Bishop Kettler calls for voice of the people

Categories: Around the Diocese

New ordinary’s vision of how consultation works shared with pastoral council

Jan. 31, 2014, edition
By Sue Schulzetenberg-Gully

Since his Nov. 7 installation, Bishop Donald Kettler has been acquainting himself with the St. Cloud Diocese and its procedures.

At the Jan. 18 meeting of the diocesan pastoral council meeting, he learned how the council functions and discussed the role he would like it to have in his ministry.

The council — which focuses on pastoral issues throughout the diocese — is a consultative body to the bishop, along with the presbyteral council, which represents priests.

“I value a great deal the presbyteral council and the pastoral council,” Bishop Kettler said. “You play an essential role in what we do.”

Bishop Kettler said he especially would like to hear the comments and concerns of the people that the council members represent.

“I want you to talk to people out there so when you come here you are not just representing yourself and your own views, which are very important, but you also say, ‘These are the issues that we’re hearing are out there,’ ” he said.

The pastoral council is comprised of lay representatives from each of the seven deaneries in the diocese, a women’s religious representative, a men’s religious representative, a presbyteral council representative, a deacon representative and five at-large representatives.

Two-way communicators

Bishop Kettler said he would like the pastoral council members to not only express comments and concerns from their areas at the meetings but also to bring information from him and the meetings back to their constituents.

He left the question of “What is the best way to do so?” open for further discussion.

Currently, parishes take turns choosing lay deanery representatives, and how they are chosen varies. Some are suggested by a parish council; others are asked to serve by a priest. Bishop Kettler said he would like the constituents to have a voice in who will represent them.

Some of the lay deanery representatives on the diocesan pastoral council stay up-to-date by attending deanery meetings. They also consult with parish liaisons. Ideally, each parish would have a liaison that brings concerns to the lay deanery representative.

Bishop Kettler said the liaisons need to somehow connect with their fellow parishioners, whether it be through observing parish council meetings or visiting with people. He told the pastoral council to continue the process it has in place until it hears differently from him. He has not yet met with the presbyteral council and will need to discuss policies and procedures with it as well.

“We’re going to need a couple of meetings on how to make this go,” Kettler said.

Leaders elected, issues raised

In other business, the pastoral council:

• Elected new officers: chairperson: Lori Kohorst, Foley/Princeton Deanery; vice chair, Darrell Welle, Little Falls Deanery; secretary, Jane Salzl, Melrose/Sauk Centre Deanery.
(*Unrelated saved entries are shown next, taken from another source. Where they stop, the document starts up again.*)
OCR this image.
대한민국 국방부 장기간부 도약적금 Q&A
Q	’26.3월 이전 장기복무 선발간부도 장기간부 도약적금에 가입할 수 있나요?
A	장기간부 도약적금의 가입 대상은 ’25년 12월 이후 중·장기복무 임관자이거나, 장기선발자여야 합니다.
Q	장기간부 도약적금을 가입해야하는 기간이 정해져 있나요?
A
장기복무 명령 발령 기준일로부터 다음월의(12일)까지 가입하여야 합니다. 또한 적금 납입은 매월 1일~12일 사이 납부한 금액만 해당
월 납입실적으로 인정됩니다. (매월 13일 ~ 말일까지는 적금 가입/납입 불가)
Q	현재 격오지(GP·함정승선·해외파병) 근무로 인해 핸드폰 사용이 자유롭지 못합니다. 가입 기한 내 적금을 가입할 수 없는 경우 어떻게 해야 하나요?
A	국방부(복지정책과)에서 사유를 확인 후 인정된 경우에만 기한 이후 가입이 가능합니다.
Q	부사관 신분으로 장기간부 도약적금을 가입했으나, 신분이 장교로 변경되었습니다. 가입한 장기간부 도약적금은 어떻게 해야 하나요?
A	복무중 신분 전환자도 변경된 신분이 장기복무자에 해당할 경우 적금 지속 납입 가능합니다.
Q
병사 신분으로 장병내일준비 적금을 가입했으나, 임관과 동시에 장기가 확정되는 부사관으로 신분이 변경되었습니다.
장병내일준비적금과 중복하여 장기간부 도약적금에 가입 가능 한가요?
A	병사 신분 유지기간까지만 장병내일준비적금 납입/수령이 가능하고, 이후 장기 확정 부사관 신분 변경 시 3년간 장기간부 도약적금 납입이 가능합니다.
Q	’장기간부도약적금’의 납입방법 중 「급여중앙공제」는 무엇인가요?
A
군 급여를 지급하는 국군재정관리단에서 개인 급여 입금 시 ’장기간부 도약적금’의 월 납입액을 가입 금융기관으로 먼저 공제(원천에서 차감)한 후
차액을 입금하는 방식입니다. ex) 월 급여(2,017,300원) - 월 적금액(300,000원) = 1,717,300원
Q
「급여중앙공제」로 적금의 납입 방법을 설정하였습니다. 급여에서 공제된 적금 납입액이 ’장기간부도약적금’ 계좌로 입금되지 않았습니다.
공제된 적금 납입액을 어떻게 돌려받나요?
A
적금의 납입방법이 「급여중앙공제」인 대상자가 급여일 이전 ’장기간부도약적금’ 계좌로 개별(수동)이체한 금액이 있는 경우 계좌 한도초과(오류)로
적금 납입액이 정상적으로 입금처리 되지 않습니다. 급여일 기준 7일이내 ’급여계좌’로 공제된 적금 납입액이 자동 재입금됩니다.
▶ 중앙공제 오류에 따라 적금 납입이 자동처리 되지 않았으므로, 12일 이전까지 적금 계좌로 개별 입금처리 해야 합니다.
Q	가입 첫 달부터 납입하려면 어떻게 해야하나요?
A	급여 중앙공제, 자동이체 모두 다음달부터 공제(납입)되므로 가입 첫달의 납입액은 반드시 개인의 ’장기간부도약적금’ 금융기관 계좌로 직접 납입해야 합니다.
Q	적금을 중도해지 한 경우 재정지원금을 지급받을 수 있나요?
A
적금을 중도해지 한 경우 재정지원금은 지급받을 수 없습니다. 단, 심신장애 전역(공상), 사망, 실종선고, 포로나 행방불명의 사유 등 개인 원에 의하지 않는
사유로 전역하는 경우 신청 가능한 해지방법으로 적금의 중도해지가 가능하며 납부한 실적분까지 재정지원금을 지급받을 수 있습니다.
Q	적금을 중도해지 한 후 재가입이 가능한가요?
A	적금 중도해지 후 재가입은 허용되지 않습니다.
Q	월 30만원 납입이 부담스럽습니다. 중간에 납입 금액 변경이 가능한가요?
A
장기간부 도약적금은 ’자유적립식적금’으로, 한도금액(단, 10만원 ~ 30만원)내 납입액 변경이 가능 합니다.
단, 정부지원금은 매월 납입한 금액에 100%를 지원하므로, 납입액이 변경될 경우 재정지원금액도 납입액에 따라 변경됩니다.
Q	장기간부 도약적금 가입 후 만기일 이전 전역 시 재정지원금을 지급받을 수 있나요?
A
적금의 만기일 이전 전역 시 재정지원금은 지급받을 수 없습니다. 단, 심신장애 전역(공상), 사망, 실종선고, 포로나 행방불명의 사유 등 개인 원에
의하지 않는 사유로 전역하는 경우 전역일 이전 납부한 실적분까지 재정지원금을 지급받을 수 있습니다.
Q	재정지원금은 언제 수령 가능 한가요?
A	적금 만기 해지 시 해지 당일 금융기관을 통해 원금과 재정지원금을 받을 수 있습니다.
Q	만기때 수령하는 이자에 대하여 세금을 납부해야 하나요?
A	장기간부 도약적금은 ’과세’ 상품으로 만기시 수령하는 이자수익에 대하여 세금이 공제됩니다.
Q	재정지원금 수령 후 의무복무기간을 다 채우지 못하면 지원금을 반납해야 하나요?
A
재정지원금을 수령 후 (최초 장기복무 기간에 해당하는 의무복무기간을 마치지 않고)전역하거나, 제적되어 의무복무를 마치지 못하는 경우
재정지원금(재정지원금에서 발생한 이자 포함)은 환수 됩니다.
• Discussed comments and concerns from deaneries: Welle mentioned the great excitement people have for Pope Francis. One concern Welle mentioned is the difficulty parishes have in finding volunteers. Personal invitation was suggested as a solution. Salzl expressed that some people are upset that large sums of money were spent for the defeated marriage amendment. She also said that some people are bitter about needing to fill out forms in response to the diocese’s sexual misconduct policy in order to volunteer for youth activities. Council members suggested more affirmation is needed about why the precautions are taken.

• Listened to an update by Mayuli Bales, diocesan director of multicultural ministry, on her roles and immigration in the diocese. She said that many immigrants do not have access to a path for citizenship. She added that there are many heartbreaking stories in the lives of the immigrants. Bales said integrating is not the goal but rather the focus should be on the process of building relationships.

• Listened to an update on the Mission Office by director Elizabeth Neville. The St. Cloud Diocese is unique in the number of missioners that have come from it and its number of mission groups. About 40 missioners are from or connected to St. Cloud. About 180 mission groups are in the St. Cloud Diocese. The Mission Office promotes the global outreach of the St. Cloud Diocese. It assists in building connections through many projects and educational opportunities. It is planning for a mission rally April 8 in Long Prairie. A discussion was raised on Mass offerings, which are offerings to apply the Mass for a specific intention. When parishes receive more Mass requests than they can handle, they can be forwarded to the Mission Office.